Um 16 Uhr ruft die Pflicht, der Nachmittagsdrive beginnt mit Elefanten, fast schon eine Rarität zu dieser Jahreszeit. Die Dickhäuter scheinen für die Gnus nicht viel übrig zu haben und suchen während der Migration in aller Regel das Weite.
Ones hat von einem weiteren Leoparden gehört. Wir fahren eine ganze Weile, wohl bis ins Randgebiet der Mara, vorbei an winkenden Masai-Kindern und ihren Herden. Nicht weit davon entfernt finden wir den Leo - zumindest in der Theorie. Sehen können wir die Katze praktisch nicht. Damit ergeht es uns wie so ziemlich allen anderen, die Leopardin ist gut im Baum verborgen, das Licht bei mittlerweile wieder zunehmender Bewölkung denkbar schlecht. Erst als viele in der einmal mehr stattlichen Autoansammlung schon entnervt aufgegeben haben, weil sie mit ihren Handys kein brauchbares Selfie zuwege bringen, rücken wir vor in die erste Reihe und können sie entdecken.

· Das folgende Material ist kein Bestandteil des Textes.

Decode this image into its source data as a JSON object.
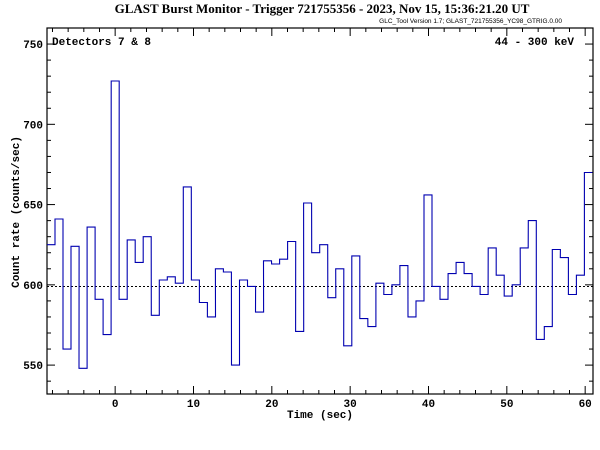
{
  "chart_data": {
    "type": "line",
    "step": true,
    "title": "GLAST Burst Monitor  -  Trigger 721755356  -  2023, Nov 15, 15:36:21.20 UT",
    "subtitle": "GLC_Tool Version 1.7; GLAST_721755356_YC98_GTRIG.0.00",
    "annotation_left": "Detectors 7 & 8",
    "annotation_right": "44 - 300 keV",
    "xlabel": "Time (sec)",
    "ylabel": "Count rate (counts/sec)",
    "xlim": [
      -8.7,
      61
    ],
    "ylim": [
      532,
      760
    ],
    "xticks": [
      0,
      10,
      20,
      30,
      40,
      50,
      60
    ],
    "yticks": [
      550,
      600,
      650,
      700,
      750
    ],
    "xtick_labels": [
      "0",
      "10",
      "20",
      "30",
      "40",
      "50",
      "60"
    ],
    "ytick_labels": [
      "550",
      "600",
      "650",
      "700",
      "750"
    ],
    "background_level": 599,
    "bin_width": 1.024,
    "series": [
      {
        "color": "#0000b0",
        "x": [
          -8.7,
          -7.68,
          -6.66,
          -5.63,
          -4.61,
          -3.58,
          -2.56,
          -1.54,
          -0.51,
          0.51,
          1.54,
          2.56,
          3.58,
          4.61,
          5.63,
          6.66,
          7.68,
          8.7,
          9.73,
          10.75,
          11.78,
          12.8,
          13.82,
          14.85,
          15.87,
          16.9,
          17.92,
          18.94,
          19.97,
          20.99,
          22.02,
          23.04,
          24.06,
          25.09,
          26.11,
          27.14,
          28.16,
          29.18,
          30.21,
          31.23,
          32.26,
          33.28,
          34.3,
          35.33,
          36.35,
          37.38,
          38.4,
          39.42,
          40.45,
          41.47,
          42.5,
          43.52,
          44.54,
          45.57,
          46.59,
          47.62,
          48.64,
          49.66,
          50.69,
          51.71,
          52.74,
          53.76,
          54.78,
          55.81,
          56.83,
          57.86,
          58.88,
          59.9
        ],
        "values": [
          625,
          641,
          560,
          624,
          548,
          636,
          591,
          569,
          727,
          591,
          628,
          614,
          630,
          581,
          603,
          605,
          601,
          661,
          603,
          589,
          580,
          610,
          608,
          550,
          603,
          599,
          583,
          615,
          613,
          616,
          627,
          571,
          651,
          620,
          625,
          592,
          610,
          562,
          618,
          579,
          574,
          601,
          594,
          600,
          612,
          580,
          590,
          656,
          599,
          591,
          607,
          614,
          607,
          599,
          594,
          623,
          606,
          593,
          600,
          623,
          640,
          566,
          574,
          622,
          617,
          594,
          606,
          670
        ]
      }
    ]
  }
}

Wir sind durch einen Graben und viel Grün von dem schönen Tier getrennt, was gut ist, denn diese natürliche Barriere sorgt trotz der Rangiererei in unserem Rücken für Distanz. Dass die Leopardin aktiv wird, steht allerdings in Anbetracht des Trubels nicht zu erwarten. Die Ranger tauchen auf, der Verkehrsknoten löst sich in Windeseile auf, nur wir und ein weiterer Jeep hinter uns bleiben stehen. Ones erklärt, wir befänden uns auf einem Weg. Ach so? Selten konnte ich Weg und Wildnis so schlecht voneinander unterscheiden wie in der Mara.

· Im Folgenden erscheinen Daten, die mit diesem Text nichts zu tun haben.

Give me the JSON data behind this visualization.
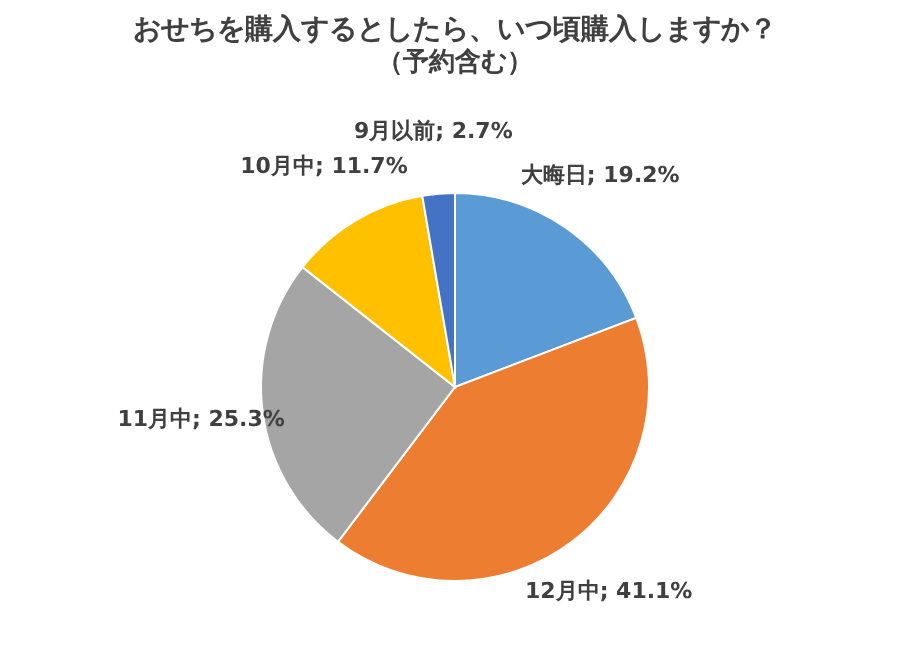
{
  "chart_data": {
    "type": "pie",
    "title": "おせちを購入するとしたら、いつ頃購入しますか？",
    "subtitle": "（予約含む）",
    "categories": [
      "大晦日",
      "12月中",
      "11月中",
      "10月中",
      "9月以前"
    ],
    "values": [
      19.2,
      41.1,
      25.3,
      11.7,
      2.7
    ],
    "colors": [
      "#5b9bd5",
      "#ed7d31",
      "#a5a5a5",
      "#ffc000",
      "#4472c4"
    ],
    "value_labels": [
      "; 19.2%",
      "; 41.1%",
      "; 25.3%",
      "; 11.7%",
      "; 2.7%"
    ]
  }
}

Kaum sind die Ranger verschwunden, sammeln sich die Autos wie magnetisch angezogen auf der anderen Seite des Grabens. Die Leopardin ist Mutter zweier Teenager-Cubs, erklärt Ones, wahrscheinlich fahnden die anderen nun nach ihnen. Es dämmert schon, wir nehmen nicht an, dass noch etwas passiert, und bleiben einfach stehen. Da ist plötzlich was im Busch. Ein hohes Fiepen, wieder Mangusten, panisch. Wohl das Werk eines der Halbstarken, die Mutter sprintet von ihrem Hochsitz herab und checkt die Lage. Die Show ist so schnell beendet, wie sie begonnen hat, gleich kehrt wieder Ruhe ein.
Den Abend verbringen wir mit Sam, einem Kenianer, den wir am von mir heißgeliebten Lagerfeuer kennen lernen. Er ist seit Jahren als Buschflieger vornehmlich in Tansania, Botswana, Sambia und Kenia unterwegs. Stundenlang reden wir über Afrika; Politik, Gesellschaft und natürlich Safaris - mit all ihren Vorzügen, aber auch Auswüchsen. Beides wird uns hier ungewohnt deutlich vor Augen geführt.